Neil Perry’s restaurants read like an Australian dining hall of fame. From his early days at Barrenjoey House to his current culinary takeover of Sydney’s Eastern Suburbs with Margaret, Neil has been committed to pushing boundaries and creating new flavours for Australian diners.
It hasn’t all been smooth sailing though – during his more than 40 year career, Neil has faced economic downturns, underperforming ventures and, like all business owners, the Pandemic.
“What I’ve learnt is to never give up and never take a backward step…unless you have to,” Neil says. “Then make sure you’re doing it with a focus on how to get to your next forward position. Focus on the details.”
Here are Neil’s other top tips for succeeding in the restaurant business.
Know when to pivot
Any restaurant owner will tell you that challenges come with the territory, and Neil knows that better than most. He opened Rockpool during the 1989 recession and opened Rockpool Bar & Grill and Spice Temple Sydney during the 2009 Global Financial Crisis. Just as he was about to launch Margaret in 2020, he ran into his biggest hurdle yet.
Margaret had 10,000 forward bookings over the first five weeks. We were filleting fish and cutting beef when Gladys Berijiklian came on the news on the Friday closing the Eastern Suburbs. On the Saturday, she closed the state. I spent a week thinking, ‘Oh, woe, me. How did this happen?’ but then I realised, it was either wallow in self-pity or jump in and find out how the hell we get through this. That’s when we pivoted.
We noticed there were a lot of people walking through Double Bay – because the one thing you could do was exercise – so we opened for sandwich and burger lunches. We only made about $1000 for four months worth of work but it helped keep the entire team together.
You have to live to fight another day and realise that if you focus hard and put in a lot of energy and effort you can get out the other side. It seemed incredibly dark but I came out of that faster than I thought possible.
Be innovative
Neil has made a career out of cooking to the beat of his own drum, always being ahead of trends and knowing what customers want to eat even before they do.
I went to France in 1984 and ate at some amazing three-star restaurants. Then I came back to Barrenjoey House, where I was cooking French provincial food. I thought a lot about that trip – they were cooking amazing French food in France, which made perfect sense but what was I doing in Palm Beach, Sydney, sticking to that French provincial framework?

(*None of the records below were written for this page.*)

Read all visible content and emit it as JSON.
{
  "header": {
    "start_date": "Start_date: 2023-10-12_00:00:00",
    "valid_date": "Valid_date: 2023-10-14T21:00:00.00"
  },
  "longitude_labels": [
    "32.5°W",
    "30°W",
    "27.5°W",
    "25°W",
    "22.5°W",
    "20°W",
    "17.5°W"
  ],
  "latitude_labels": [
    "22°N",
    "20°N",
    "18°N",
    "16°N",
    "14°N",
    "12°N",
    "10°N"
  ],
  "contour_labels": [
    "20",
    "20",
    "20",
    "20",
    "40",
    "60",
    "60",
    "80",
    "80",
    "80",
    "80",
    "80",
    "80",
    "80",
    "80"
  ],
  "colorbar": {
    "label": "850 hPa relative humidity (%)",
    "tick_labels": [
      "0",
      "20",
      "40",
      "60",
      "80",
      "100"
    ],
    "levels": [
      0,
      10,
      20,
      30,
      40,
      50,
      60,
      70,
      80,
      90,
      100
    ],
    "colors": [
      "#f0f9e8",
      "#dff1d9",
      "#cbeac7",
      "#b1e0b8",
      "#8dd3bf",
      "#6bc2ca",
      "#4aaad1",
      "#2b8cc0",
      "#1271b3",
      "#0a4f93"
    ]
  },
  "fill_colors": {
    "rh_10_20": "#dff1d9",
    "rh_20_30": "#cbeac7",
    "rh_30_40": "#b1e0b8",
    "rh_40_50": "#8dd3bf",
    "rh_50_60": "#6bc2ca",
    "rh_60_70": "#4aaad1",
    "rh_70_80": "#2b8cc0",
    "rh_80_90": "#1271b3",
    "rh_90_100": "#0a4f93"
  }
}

Right then and there, I decided I was going to incorporate all the things I loved eating. That meant embracing the multicultural nature of Australia and the food that I’d been exposed to as a kid, such as Chinese, Korean, Japanese and Indian.
I started that full-blown Asian integration at Barrenjoey House in and at the Blue Water Grill in ’86 so by the time I opened Rockpool, that was the food I’d become famous for. People loved the light, fresh approach.
Make bold decisions
Worried something isn’t working with your business? Neil says doing nothing is the worst course of action. He advocates for bold decision making – something he’s currently doing with his Double Bay Chinese restaurant, Songbird.

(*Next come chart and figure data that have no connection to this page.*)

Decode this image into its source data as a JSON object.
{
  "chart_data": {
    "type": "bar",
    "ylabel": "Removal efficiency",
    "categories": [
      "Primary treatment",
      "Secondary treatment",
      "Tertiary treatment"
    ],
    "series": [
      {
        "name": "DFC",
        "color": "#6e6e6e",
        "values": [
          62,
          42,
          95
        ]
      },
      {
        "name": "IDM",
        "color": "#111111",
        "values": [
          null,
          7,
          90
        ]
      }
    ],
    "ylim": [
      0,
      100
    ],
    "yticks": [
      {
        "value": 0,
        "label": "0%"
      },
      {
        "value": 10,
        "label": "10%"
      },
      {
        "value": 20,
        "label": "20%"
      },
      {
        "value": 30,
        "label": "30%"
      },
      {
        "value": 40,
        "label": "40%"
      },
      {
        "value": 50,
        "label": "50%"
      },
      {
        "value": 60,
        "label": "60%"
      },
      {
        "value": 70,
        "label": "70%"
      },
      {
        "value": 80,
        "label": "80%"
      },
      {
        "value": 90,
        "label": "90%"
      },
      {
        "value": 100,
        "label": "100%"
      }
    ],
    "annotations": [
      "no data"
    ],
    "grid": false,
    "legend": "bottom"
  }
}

You’ve got to identify issues quickly, and if you think you’ve made a mistake, you’ve got to act on it. Never be afraid to try and turn it around because it’s better to plug a hole than to go down with the ship.
When we opened Songbird in February 2022 we decided it was going to be Chinese, but it was a different world back then. It hasn’t gone as well as what I’d hoped so I made a very quick decision to pivot and reopen the site as an Italian restaurant and bar. I’ve refinanced and chatted to the landlords and we think we’ve made the right decision to not continue to struggle, but to restart and go forward. Looking at it in the cold, hard light of day, I would’ve been better to position it as Italian to start with but we’re going to put it in the right space now.

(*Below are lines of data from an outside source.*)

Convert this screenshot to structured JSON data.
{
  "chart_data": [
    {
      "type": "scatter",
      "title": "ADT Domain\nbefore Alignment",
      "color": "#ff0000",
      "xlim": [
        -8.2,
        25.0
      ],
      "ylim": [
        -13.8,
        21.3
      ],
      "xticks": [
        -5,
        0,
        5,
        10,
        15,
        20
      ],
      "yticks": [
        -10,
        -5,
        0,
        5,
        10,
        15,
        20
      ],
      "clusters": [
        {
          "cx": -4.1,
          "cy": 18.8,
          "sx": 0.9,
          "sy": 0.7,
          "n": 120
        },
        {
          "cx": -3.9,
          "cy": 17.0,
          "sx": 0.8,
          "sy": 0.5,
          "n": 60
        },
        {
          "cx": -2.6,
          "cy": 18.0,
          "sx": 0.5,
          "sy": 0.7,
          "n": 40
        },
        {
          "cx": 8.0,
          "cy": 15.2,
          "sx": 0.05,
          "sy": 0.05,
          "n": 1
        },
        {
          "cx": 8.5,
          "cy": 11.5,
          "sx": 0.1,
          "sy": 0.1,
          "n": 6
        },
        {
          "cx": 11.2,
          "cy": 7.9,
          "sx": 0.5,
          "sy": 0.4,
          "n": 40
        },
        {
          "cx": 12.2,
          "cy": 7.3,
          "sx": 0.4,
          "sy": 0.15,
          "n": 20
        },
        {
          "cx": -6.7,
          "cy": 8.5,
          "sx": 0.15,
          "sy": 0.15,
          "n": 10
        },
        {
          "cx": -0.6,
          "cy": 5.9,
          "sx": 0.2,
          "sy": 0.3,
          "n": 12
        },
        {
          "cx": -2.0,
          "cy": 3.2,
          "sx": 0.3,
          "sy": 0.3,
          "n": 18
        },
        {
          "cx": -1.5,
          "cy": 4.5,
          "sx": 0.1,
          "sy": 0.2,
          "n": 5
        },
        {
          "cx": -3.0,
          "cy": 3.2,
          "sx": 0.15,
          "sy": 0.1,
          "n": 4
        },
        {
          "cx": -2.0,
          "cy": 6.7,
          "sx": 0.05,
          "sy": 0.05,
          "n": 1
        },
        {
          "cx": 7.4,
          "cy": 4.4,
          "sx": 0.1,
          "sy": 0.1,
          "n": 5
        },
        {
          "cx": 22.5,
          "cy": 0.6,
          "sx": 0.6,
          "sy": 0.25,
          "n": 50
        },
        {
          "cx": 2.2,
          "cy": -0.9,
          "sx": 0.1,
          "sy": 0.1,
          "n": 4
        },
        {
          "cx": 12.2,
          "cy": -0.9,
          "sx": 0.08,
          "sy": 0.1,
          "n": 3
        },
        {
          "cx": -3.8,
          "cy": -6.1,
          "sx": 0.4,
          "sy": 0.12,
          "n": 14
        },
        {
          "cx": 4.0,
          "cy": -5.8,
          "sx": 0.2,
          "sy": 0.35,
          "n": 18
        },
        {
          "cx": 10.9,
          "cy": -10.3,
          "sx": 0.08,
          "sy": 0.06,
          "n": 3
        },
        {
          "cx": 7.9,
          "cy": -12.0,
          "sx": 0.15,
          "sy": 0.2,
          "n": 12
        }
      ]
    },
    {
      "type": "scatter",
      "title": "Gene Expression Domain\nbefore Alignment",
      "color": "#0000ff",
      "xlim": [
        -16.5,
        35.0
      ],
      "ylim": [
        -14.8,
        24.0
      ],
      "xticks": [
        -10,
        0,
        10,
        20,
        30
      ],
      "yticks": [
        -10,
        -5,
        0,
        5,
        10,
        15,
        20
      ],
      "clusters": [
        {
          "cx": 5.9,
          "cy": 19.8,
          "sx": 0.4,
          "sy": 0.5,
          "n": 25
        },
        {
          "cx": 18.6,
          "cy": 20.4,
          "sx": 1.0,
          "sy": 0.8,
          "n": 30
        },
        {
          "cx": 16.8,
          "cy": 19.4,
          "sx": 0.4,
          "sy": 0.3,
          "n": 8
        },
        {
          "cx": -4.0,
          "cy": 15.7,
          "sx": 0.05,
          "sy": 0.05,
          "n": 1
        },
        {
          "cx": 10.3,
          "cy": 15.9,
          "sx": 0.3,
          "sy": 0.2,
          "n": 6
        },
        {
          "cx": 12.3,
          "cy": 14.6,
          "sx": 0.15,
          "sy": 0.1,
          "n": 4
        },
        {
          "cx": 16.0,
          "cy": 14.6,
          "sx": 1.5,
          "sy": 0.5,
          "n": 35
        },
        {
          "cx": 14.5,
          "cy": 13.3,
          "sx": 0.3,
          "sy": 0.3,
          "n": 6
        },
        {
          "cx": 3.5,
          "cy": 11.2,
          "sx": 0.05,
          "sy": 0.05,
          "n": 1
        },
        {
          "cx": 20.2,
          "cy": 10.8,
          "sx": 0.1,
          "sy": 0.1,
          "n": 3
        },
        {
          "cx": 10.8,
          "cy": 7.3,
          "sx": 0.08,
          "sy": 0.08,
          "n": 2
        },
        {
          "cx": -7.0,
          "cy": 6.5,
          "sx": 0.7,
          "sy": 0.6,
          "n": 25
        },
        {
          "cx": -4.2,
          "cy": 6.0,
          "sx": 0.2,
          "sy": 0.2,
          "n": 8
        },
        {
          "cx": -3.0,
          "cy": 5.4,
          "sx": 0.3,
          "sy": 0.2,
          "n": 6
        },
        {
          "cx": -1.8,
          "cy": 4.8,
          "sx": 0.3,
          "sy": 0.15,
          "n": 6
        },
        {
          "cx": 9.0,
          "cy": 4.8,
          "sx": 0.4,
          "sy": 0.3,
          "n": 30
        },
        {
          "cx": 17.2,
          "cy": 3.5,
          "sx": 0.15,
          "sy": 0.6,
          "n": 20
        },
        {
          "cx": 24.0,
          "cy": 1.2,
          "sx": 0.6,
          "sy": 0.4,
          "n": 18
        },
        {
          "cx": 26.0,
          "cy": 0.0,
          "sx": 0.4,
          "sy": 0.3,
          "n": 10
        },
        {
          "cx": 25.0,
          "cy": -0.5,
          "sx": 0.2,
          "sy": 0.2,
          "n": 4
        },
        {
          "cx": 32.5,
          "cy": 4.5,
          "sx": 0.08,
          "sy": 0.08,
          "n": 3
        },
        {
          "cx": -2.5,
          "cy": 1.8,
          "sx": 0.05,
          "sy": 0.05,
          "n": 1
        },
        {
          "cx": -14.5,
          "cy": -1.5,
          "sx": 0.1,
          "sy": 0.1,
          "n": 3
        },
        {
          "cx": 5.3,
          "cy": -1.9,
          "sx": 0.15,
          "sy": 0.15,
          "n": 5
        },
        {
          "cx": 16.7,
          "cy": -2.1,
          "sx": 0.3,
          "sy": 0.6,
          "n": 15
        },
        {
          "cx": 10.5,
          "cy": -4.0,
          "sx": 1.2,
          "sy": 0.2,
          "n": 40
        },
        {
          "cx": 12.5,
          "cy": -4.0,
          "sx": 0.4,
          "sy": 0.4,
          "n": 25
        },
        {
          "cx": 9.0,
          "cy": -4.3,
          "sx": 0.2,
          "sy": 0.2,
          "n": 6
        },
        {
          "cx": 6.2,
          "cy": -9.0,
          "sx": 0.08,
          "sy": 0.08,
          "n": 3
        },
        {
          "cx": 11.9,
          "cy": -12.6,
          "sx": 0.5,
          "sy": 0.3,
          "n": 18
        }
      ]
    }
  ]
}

Good planning builds longevity
Good relationships are the cornerstone of any business but Neil says they’re made possible with a great financial plan.
The key to success at all of my venues has been working with people who are fabulously talented and incredibly loyal, but most importantly, they share the same vision. You can’t create one restaurant, or two or three, unless you’ve got a team of people that stick with you and support you. You have to build longevity.
The other thing though, is you need a very strong financial plan. Profitability is important to drive the business forward, to maintain the business through repairs and maintenance, and to reward staff to make sure that people get a great sense of satisfaction from working in the environment.
Do what you love
Neil has had restaurants across the coutnry but he’s come to realise that connecting with customers – and being hyper local – is what he enjoys most.
I really love being at the bakery and cooking at Margaret and Songbird. It means every day I can be with my staff and customers. I’ve learnt that customers are generally the same the world over – if you give a high level of service and you use beautiful ingredients that you cook with great craft, you end up with a world-class experience for customers to enjoy.
I’ve been offered so many things overseas and in other parts of the country but as I’ve gotten older – I just turned 68 – I’ve realised that’s the thing that brings me the most joy.